Although there is a strong public-policy interest in enforcing child-support obligations, considering our longstanding common law and the legislative intent expressed in both MCL 600.2807 and the law on liens for child support articulated in MCL 552.625a and 552.625b, we conclude that child-support liens may not be imposed against property held as a tenancy by the entirety.
Affirmed.
Notes
The exception to this general common-law rule is in the case of fraud. 1 Cameron, § 9.16, p 330;
Cross v Wagenmaker,
MCL 552.603(2) provides that “a support order that is part of a judgment or is an order in a domestic relations matter is a judgment... with the full force, effect, and attributes of a judgment of this state ....”
Merriam-Webster’s Collegiate Dictionary (2007) defines the term “entirety” as “the state of being entire or complete” and the term “entire” as “having no element or part left out: whole; complete in degree: total; consisting of one piece.”

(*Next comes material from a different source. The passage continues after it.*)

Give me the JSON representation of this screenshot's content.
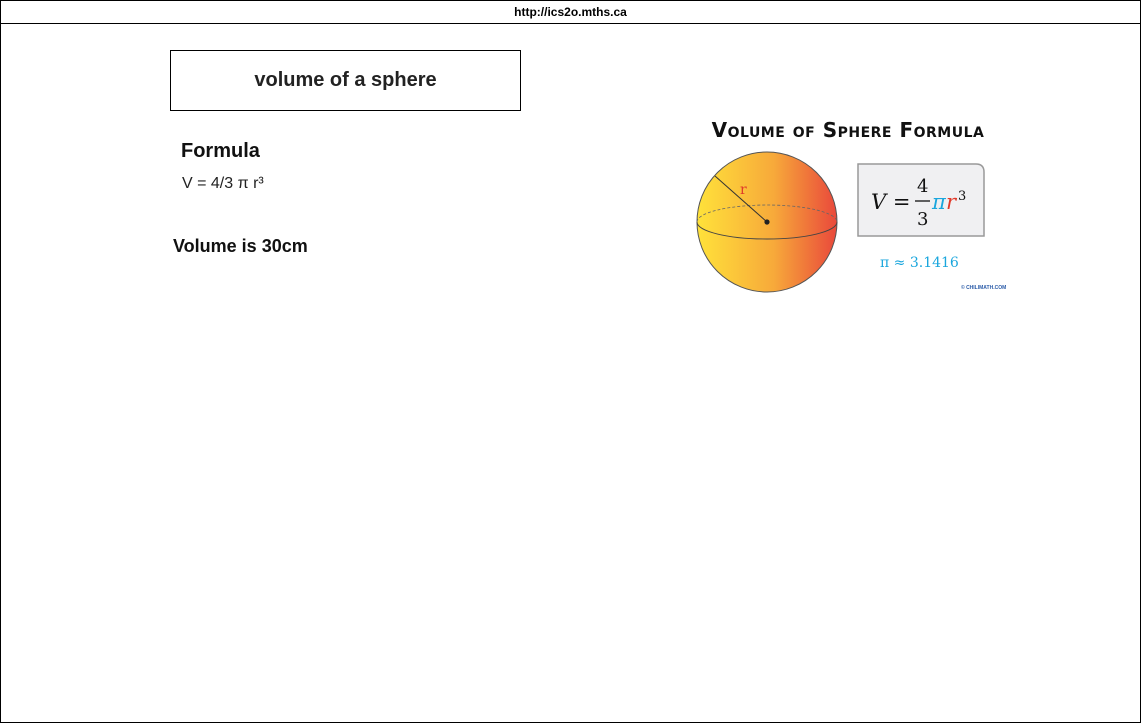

We are unpersuaded by the FOC’s assertion that because a child-support lien is a “cumulative” remedy that may be enforced by the FOC, it is also a “unique” remedy that must be enforced differently than other judgment liens. While MCL 552.625b(1) states that “[a] remedy provided by this section is cumulative and does not affect the availability of another remedy under this act or other law,” nothing in the statute indicates that a child-support lien should be uniquely enforced. To the contrary, as already discussed, MCL 552.625a(1) provides that a child-support lien may be imposed for past-due child support accruing under a judgment as provided in MCL 552.603, and MCL 552.603(2) specifically states that “a support order that is part of a judgment or is an order in a domestic relations matter is a judgment... with the full force, effect, and attributes of a judgment of this state____” The language of the statute does not support the assertion that child-support liens must be enforced differently than other judgment liens, and we will not read language into a plain, unambiguous statute. USAA Ins Co, supra at 389-390.